This week the National Planning Association predicted that Florida will have 5.7 million more residents by the year 2000 than it had in 1980.The Census Bureau forecasts 7.7 million, though this is considered high. And the University of Florida's Bureau of Economic and Business Research conservatively puts the growth at 5 million.
Which is still equivalent to absorbing the entire population of Missouri. Or, put another way, if the number of new people invading Florida during the next 15 years formed their own state, it would be more populous than 38 other states.
Incredibly, there are those walking among us who think this is wonderful news, and who are busily restructuring their banks, mapping new condominium clusters and dreaming up bigger and better trailer parks.
Meanwhile, growing numbers of dispirited Floridians wonder where it will all end, and worry about already-frayed quality of life.
"You're talking about a 50 percent increase in a 20-year period. In terms of numbers of bodies, it's a tremendous increase," says Stanley K. Smith of the University of Florida.
Among the fastest growing counties are Palm Beach, Lee, Collier, St. Lucie and Martin. Broward is still growing, though not nearly as fast as before, while Dade County is stagnant, its new arrivals nearly matched by those packing up and heading north.
As expected, most newcomers hail from places that are either cold, crowded, dirty or economically depressed. By the turn of the century, they will have enlarged our numbers to 14.7 million.

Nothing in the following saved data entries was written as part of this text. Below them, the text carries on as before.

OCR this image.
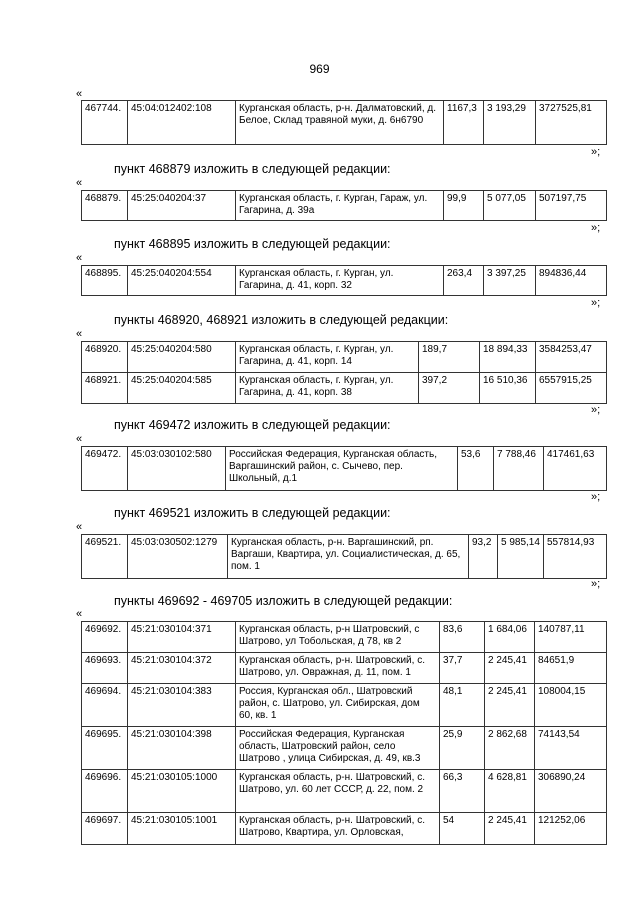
969
«
467744.	45:04:012402:108	Курганская область, р-н. Далматовский, д. Белое, Склад травяной муки, д. 6н6790	1167,3	3 193,29	3727525,81
»;
пункт 468879 изложить в следующей редакции:
«
468879.	45:25:040204:37	Курганская область, г. Курган, Гараж, ул. Гагарина, д. 39а	99,9	5 077,05	507197,75
»;
пункт 468895 изложить в следующей редакции:
«
468895.	45:25:040204:554	Курганская область, г. Курган, ул. Гагарина, д. 41, корп. 32	263,4	3 397,25	894836,44
»;
пункты 468920, 468921 изложить в следующей редакции:
«
468920.	45:25:040204:580	Курганская область, г. Курган, ул. Гагарина, д. 41, корп. 14	189,7	18 894,33	3584253,47
468921.	45:25:040204:585	Курганская область, г. Курган, ул. Гагарина, д. 41, корп. 38	397,2	16 510,36	6557915,25
»;
пункт 469472 изложить в следующей редакции:
«
469472.	45:03:030102:580	Российская Федерация, Курганская область, Варгашинский район, с. Сычево, пер. Школьный, д.1	53,6	7 788,46	417461,63
»;
пункт 469521 изложить в следующей редакции:
«
469521.	45:03:030502:1279	Курганская область, р-н. Варгашинский, рп. Варгаши, Квартира, ул. Социалистическая, д. 65, пом. 1	93,2	5 985,14	557814,93
»;
пункты 469692 - 469705 изложить в следующей редакции:
«
469692.	45:21:030104:371	Курганская область, р-н Шатровский, с Шатрово, ул Тобольская, д 78, кв 2	83,6	1 684,06	140787,11
469693.	45:21:030104:372	Курганская область, р-н. Шатровский, с. Шатрово, ул. Овражная, д. 11, пом. 1	37,7	2 245,41	84651,9
469694.	45:21:030104:383	Россия, Курганская обл., Шатровский район, с. Шатрово, ул. Сибирская, дом 60, кв. 1	48,1	2 245,41	108004,15
469695.	45:21:030104:398	Российская Федерация, Курганская область, Шатровский район, село Шатрово , улица Сибирская, д. 49, кв.3	25,9	2 862,68	74143,54
469696.	45:21:030105:1000	Курганская область, р-н. Шатровский, с. Шатрово, ул. 60 лет СССР, д. 22, пом. 2	66,3	4 628,81	306890,24
469697.	45:21:030105:1001	Курганская область, р-н. Шатровский, с. Шатрово, Квартира, ул. Орловская,	54	2 245,41	121252,06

As John D. MacDonald has observed, almost everyone who moves down here wants to slam the door behind him. This might be selfish, but it's also understandable: It doesn't take a disciple of Thoreau to notice the loveliness of Florida wane in direct proportion to humanity.
"At some point," Smith says, "it's possible that the quality of life will become so unattractive that no one will want to move here. That'll solve your growth problems. But that's like cutting off your arm to save the whole body."
This year the Legislature passed a "growth management" law, supposedly to impose order on the state's tumultuous development.
Frankly, the notion of "orderly growth" is about as tangible as the tooth fairy. Growth that is orderly would break a century-old tradition of lust, greed and wantonness. Already three Florida counties (Palm Beach, Broward and Dade) hold more human beings (3.5 million) than the states of Mississippi or Colorado or Oregon or Oklahoma, to name a few.
No governor in our history has voiced as much concern for the trampling of Florida as Bob Graham, but I doubt that even he has the clout to put on the brakes. He is considered bold for endorsing "growth management," but he'd be laughed off his lectern for suggesting a growth cap.
So we're stuck with this stampede.
Developers along the Palm Beach and Treasure Coasts can salivate at the good fortune coming their way, but those living there might ponder the lesson of boomed-out Dade County.
Dade has stopped growing because it is perceived as crowded, volatile, crime-ridden and racially tense. It is seen less as a community than a newly urbanized war zone; a place with too many people, too many problems and too few opportunities.
Broward, fast bloating, will be the next to bottom out. In a few years Palm Beach County will probably follow.
By the time it all goes sour, when even Disney and sunny beaches can't trick people into coming, the big-money boys will have made their killing and hustled elsewhere along the Sun Belt.
Leaving everyone else to stew in traffic, and try to remember why they moved here in the first place.
Highway opens one of last frontiers to overgrowth
July 16, 1986
The Romans managed to build 53,000 miles of road without once celebrating the achievement by dressing up in frog costumes.
Things have changed since 312 B.C. The roads are better, but the PR is worse.
Thursday brings another official opening of the Sawgrass Expressway in West Broward County. This opening—marked by the imposition of a $1.50 toll—should not be confused with two previous official openings, at which great political merriment and self-congratulation occurred.
The highlight of these seemingly endless festivities has been the introduction of Cecil B. Sawgrass, a grown man dressed like a frog. Cecil B. Sawgrass is the expressway's official mascot. If you live in Broward, you got postcards in the mail with Cecil's green likeness inviting you to try the new expressway. "Hop to it!" Cecil implored. And, sure enough, if you drive the Sawgrass you'll see dozens of Cecil's little frog cousins squashed dead on the fresh asphalt.